The CEO was frustrated. “I ask a Millennial to call someone, and they text instead. There’s a difference.” She’s right. A phone call is the power choice when time is short or stakes are high. We all have to be able to make the call or take the call. Millennials who want to succeed can’t afford phone phobia.
The CEO’s complaint tripped a memory wire for me. At 28, I became the editor of a magazine. To the people I worked with, I looked like a kid. Advertisers, sensed they could push me around. They’d call me with demands. Those calls were terrible for me. I’d freeze. My heart would pound and my hands would shake.
Fortunately, an older editor took me aside. She coached me through ignoring my racing heart and pushing my voice into a lower register. Instead of “Hello,” I said my name confidently, forcefully. It was all a sham, but it worked! My job got a whole lot easier.
Once you’re on the line, you’re on. You have to perform. Cue sweaty palms and clinching stomach.
We all dread difficult phone calls. A one-to-one, human-to-human voice transaction can make anybody feel exposed. Compared to text or email, a call is emotionally intense. It can be overwhelming. And it’s immediate. Phone calls are fast. You simply don’t have to say as many words as you have to write to get your point across, and there’s no delay for typing, and no rewrites.
Phone skill comes especially hard for Millennials. Ms lack experience with first-I-talk-now-you-talk verbal cues. They are often uncertain about phone etiquette (small talk or not, how much small talk, preliminary email or not, how to address the person on the other end). Then there’s lack of distraction. A call requires focus, and a brain accustomed to multi-tasking becomes restless and uncomfortable. The whole experience is nerve-racking. Easier not to call in the first place.
But that won’t do. In fact, calls are trending up in business communication. Boomers and Gen Xers often prefer a call about important subjects. They may even follow up an email with a call to say, “Hey, let me know when you’ve seen my email.” (I am so busted, on that one) In fact, Boomers may make calls when an email or text would be more efficient and less intrusive. There has to be some middle ground here. Millennials who learn to make difficult calls, and Boomers who learn not to rely on the phone to convey everyday info. It may be a help to your team if you make a list together of when a call is needed, and when it’s not.

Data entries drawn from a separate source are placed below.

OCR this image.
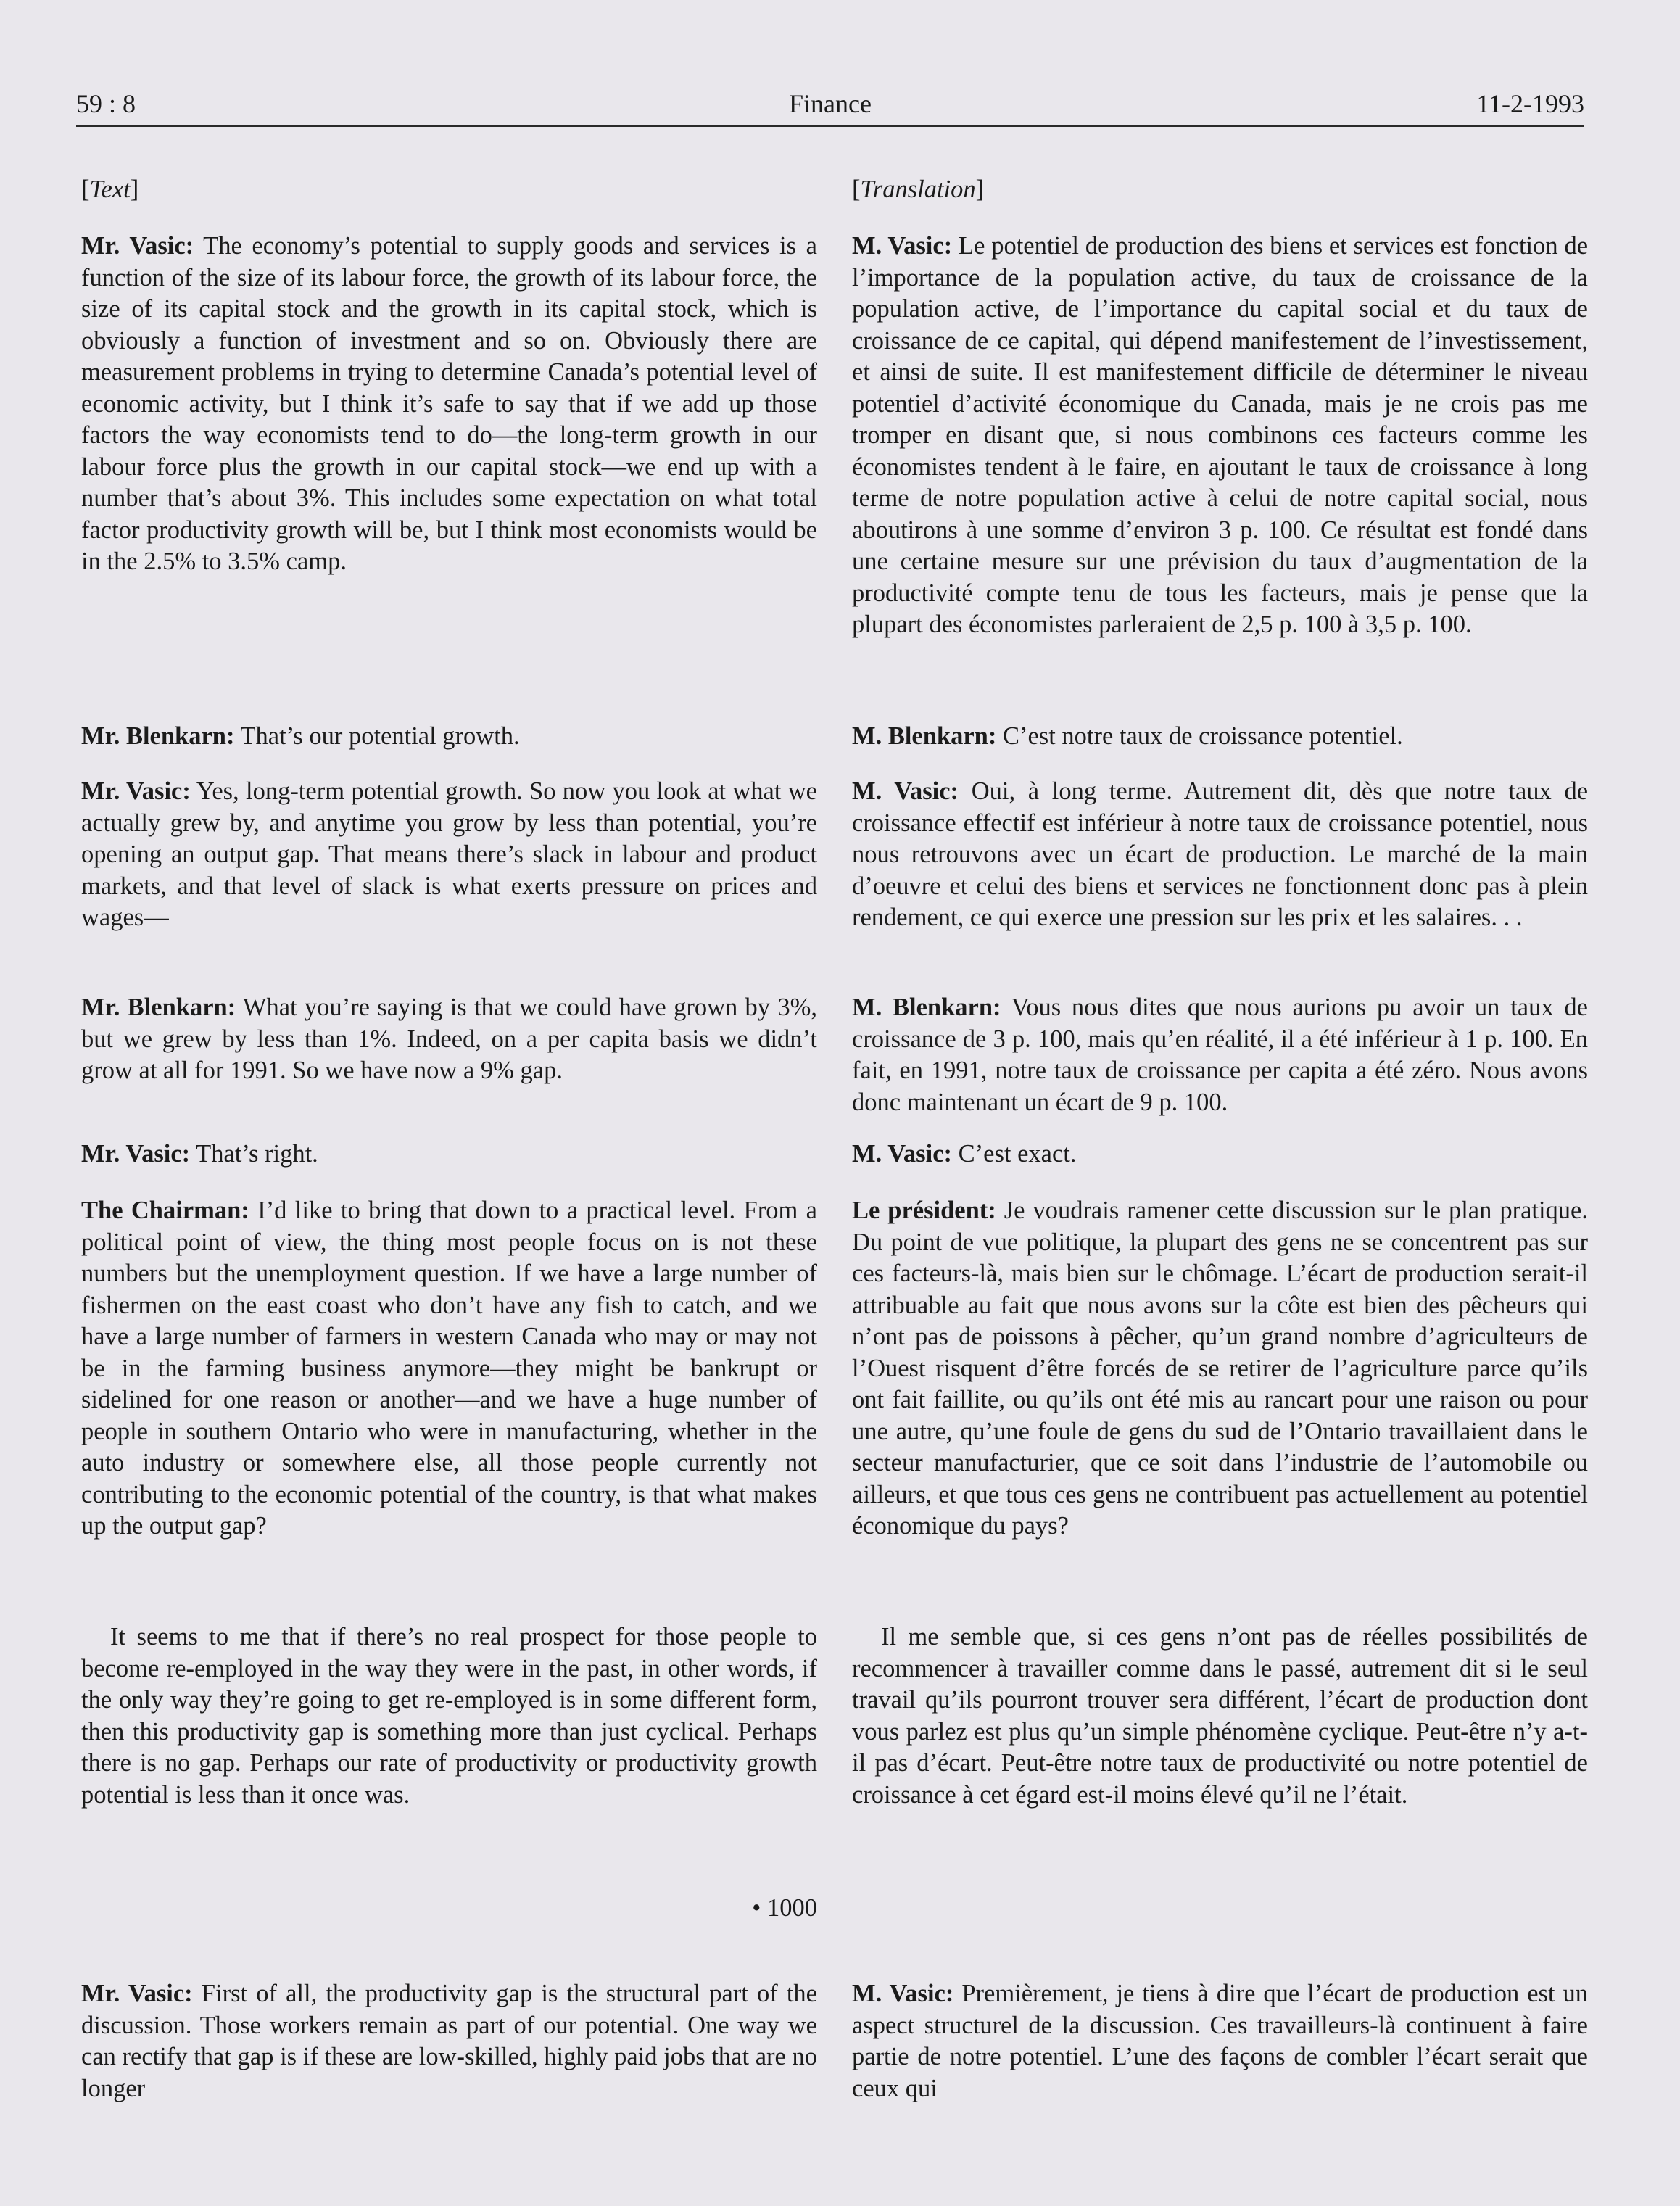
59 : 8	Finance	11-2-1993
[Text]

Mr. Vasic: The economy’s potential to supply goods and services is a function of the size of its labour force, the growth of its labour force, the size of its capital stock and the growth in its capital stock, which is obviously a function of investment and so on. Obviously there are measurement problems in trying to determine Canada’s potential level of economic activity, but I think it’s safe to say that if we add up those factors the way economists tend to do—the long-term growth in our labour force plus the growth in our capital stock—we end up with a number that’s about 3%. This includes some expectation on what total factor productivity growth will be, but I think most economists would be in the 2.5% to 3.5% camp.

Mr. Blenkarn: That’s our potential growth.

Mr. Vasic: Yes, long-term potential growth. So now you look at what we actually grew by, and anytime you grow by less than potential, you’re opening an output gap. That means there’s slack in labour and product markets, and that level of slack is what exerts pressure on prices and wages—

Mr. Blenkarn: What you’re saying is that we could have grown by 3%, but we grew by less than 1%. Indeed, on a per capita basis we didn’t grow at all for 1991. So we have now a 9% gap.

Mr. Vasic: That’s right.

The Chairman: I’d like to bring that down to a practical level. From a political point of view, the thing most people focus on is not these numbers but the unemployment question. If we have a large number of fishermen on the east coast who don’t have any fish to catch, and we have a large number of farmers in western Canada who may or may not be in the farming business anymore—they might be bankrupt or sidelined for one reason or another—and we have a huge number of people in southern Ontario who were in manufacturing, whether in the auto industry or somewhere else, all those people currently not contributing to the economic potential of the country, is that what makes up the output gap?

It seems to me that if there’s no real prospect for those people to become re-employed in the way they were in the past, in other words, if the only way they’re going to get re-employed is in some different form, then this productivity gap is something more than just cyclical. Perhaps there is no gap. Perhaps our rate of productivity or productivity growth potential is less than it once was.

• 1000

Mr. Vasic: First of all, the productivity gap is the structural part of the discussion. Those workers remain as part of our potential. One way we can rectify that gap is if these are low-skilled, highly paid jobs that are no longer

[Translation]

M. Vasic: Le potentiel de production des biens et services est fonction de l’importance de la population active, du taux de croissance de la population active, de l’importance du capital social et du taux de croissance de ce capital, qui dépend manifestement de l’investissement, et ainsi de suite. Il est manifestement difficile de déterminer le niveau potentiel d’activité économique du Canada, mais je ne crois pas me tromper en disant que, si nous combinons ces facteurs comme les économistes tendent à le faire, en ajoutant le taux de croissance à long terme de notre population active à celui de notre capital social, nous aboutirons à une somme d’environ 3 p. 100. Ce résultat est fondé dans une certaine mesure sur une prévision du taux d’augmentation de la productivité compte tenu de tous les facteurs, mais je pense que la plupart des économistes parleraient de 2,5 p. 100 à 3,5 p. 100.

M. Blenkarn: C’est notre taux de croissance potentiel.

M. Vasic: Oui, à long terme. Autrement dit, dès que notre taux de croissance effectif est inférieur à notre taux de croissance potentiel, nous nous retrouvons avec un écart de production. Le marché de la main d’oeuvre et celui des biens et services ne fonctionnent donc pas à plein rendement, ce qui exerce une pression sur les prix et les salaires. . .

M. Blenkarn: Vous nous dites que nous aurions pu avoir un taux de croissance de 3 p. 100, mais qu’en réalité, il a été inférieur à 1 p. 100. En fait, en 1991, notre taux de croissance per capita a été zéro. Nous avons donc maintenant un écart de 9 p. 100.

M. Vasic: C’est exact.

Le président: Je voudrais ramener cette discussion sur le plan pratique. Du point de vue politique, la plupart des gens ne se concentrent pas sur ces facteurs-là, mais bien sur le chômage. L’écart de production serait-il attribuable au fait que nous avons sur la côte est bien des pêcheurs qui n’ont pas de poissons à pêcher, qu’un grand nombre d’agriculteurs de l’Ouest risquent d’être forcés de se retirer de l’agriculture parce qu’ils ont fait faillite, ou qu’ils ont été mis au rancart pour une raison ou pour une autre, qu’une foule de gens du sud de l’Ontario travaillaient dans le secteur manufacturier, que ce soit dans l’industrie de l’automobile ou ailleurs, et que tous ces gens ne contribuent pas actuellement au potentiel économique du pays?

Il me semble que, si ces gens n’ont pas de réelles possibilités de recommencer à travailler comme dans le passé, autrement dit si le seul travail qu’ils pourront trouver sera différent, l’écart de production dont vous parlez est plus qu’un simple phénomène cyclique. Peut-être n’y a-t-il pas d’écart. Peut-être notre taux de productivité ou notre potentiel de croissance à cet égard est-il moins élevé qu’il ne l’était.

M. Vasic: Premièrement, je tiens à dire que l’écart de production est un aspect structurel de la discussion. Ces travailleurs-là continuent à faire partie de notre potentiel. L’une des façons de combler l’écart serait que ceux qui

In the meantime, Millennials who want to want to succeed have to learn to talk to other generations. Like, really talk. Try these steps.
First, you’ll have to get over the idea that phone calls are always useless, ineffective and a waste of time. Yes, sometimes they are. But sometimes you simply have to call. If a deal is going south, you have to call. If you make a mistake or need to apologize, you have to call. If you want to repair a relationship or convince someone of something really important, you have to call.
The next step is practice. If you supervise Millennials who have trouble making calls, set up low-risk calls for them. Do lots of role-play. If you’re a Millennial, make low-risk calls on purpose. Call 800 numbers, call a number you know will be busy and leave a message, or ask relatives to role play with you. Every time you do, you teach your amygdala, the primitive part of your brain that generates a fear response, to stop telling you you’re in mortal danger.
Every time you make a call and don’t get stabbed or clawed, your brain steps down its defenses a little bit more. Eventually you pick up a phone without breaking a sweat.
It’s not Personal. It’s Generational.
Too often we assume someone from another generation is difficult—the Boomer who insists on a call, or the Millennial who can’t . . . . make . . . . the . . . . call. Usually, it’s a generational difference, not a personal one. In the end we’re all on the same team, Boomers, Gen X and Millennials alike, and phone calls are just a tool we can use to get work done. They don’t have to be a generational pain point.